It is not perfect though, and obviously, that performance might need some balancing for each hero to be more fair, and overwatch developers would have to analyze that data to make adjustments with weights for each stat parameter, but since it’s hero relative, it’s already neutral-enough, in a way.

Of course, that doesn’t change that a win or loss should still matter more in SR calculation than a performance measurement.

My main point is that performance should help to not punish players who lose a match, while they clearly carried they team.

Overall, I don’t care about giving a bonus to the winners, so if all winners get the same SR, that’s fine.

But I see many situations where a player plays very well compared to his teammates, that team loses, and in that situation, that would be fair to reduce the SR loss for the best player, and increase it for the worst player.

A good player fighting tooth and nail cannot compensate a teammate that doesn’t make an effort to win, which is why it matters to redistribute SR losses in a losing team.

It’s easy to argue that it’s totally possible to “soft-throw”, meaning you can cause a team to lose without obvious sabotaging.
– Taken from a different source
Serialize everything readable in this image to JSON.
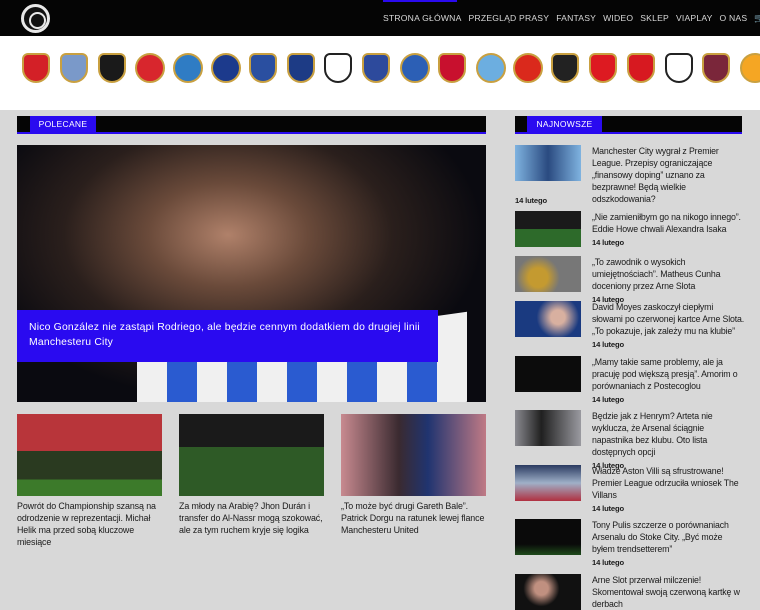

Of course, measuring individual performance is not perfect so that performance score should not matter very much, so as long as it’s only there to help a losing team and not a winning team, I think it’s a good compromise.

Thats pretty much what they did in ow1 and deemed it didnt work.
They said anyhow that it would be their “holy grail”, if they could make a system they would believe in.
But in ow, it is not straightforward at all.

Do you have a link? How much bonus/penalty did players receive? What were the argument for “not working”?

With all other adjustments they did in comp, this system is good enough if it’s only applied to the losing team in small amounts.

I think it’s still relevant to punish bad players of a losing, than good players in a winning team, if it’s done in small amounts. I don’t think they used that system.

https://www.youtube.com/watch?v=sD6FvhdP2Rk&t=2961s

besides all the “context” and team comps and different game modes, some heroes are inherently more “problematic” than others to valuate also.

A widowmaker is maybe quite straightforward.
But then say Lifeweaver? how do you reliably track good usage of platform and lifegrips against others?

I need to say it, Regression Models baby :sunglasses:, as i can extract from the recent talk about competitive with Gavin, they didn’t use such approach.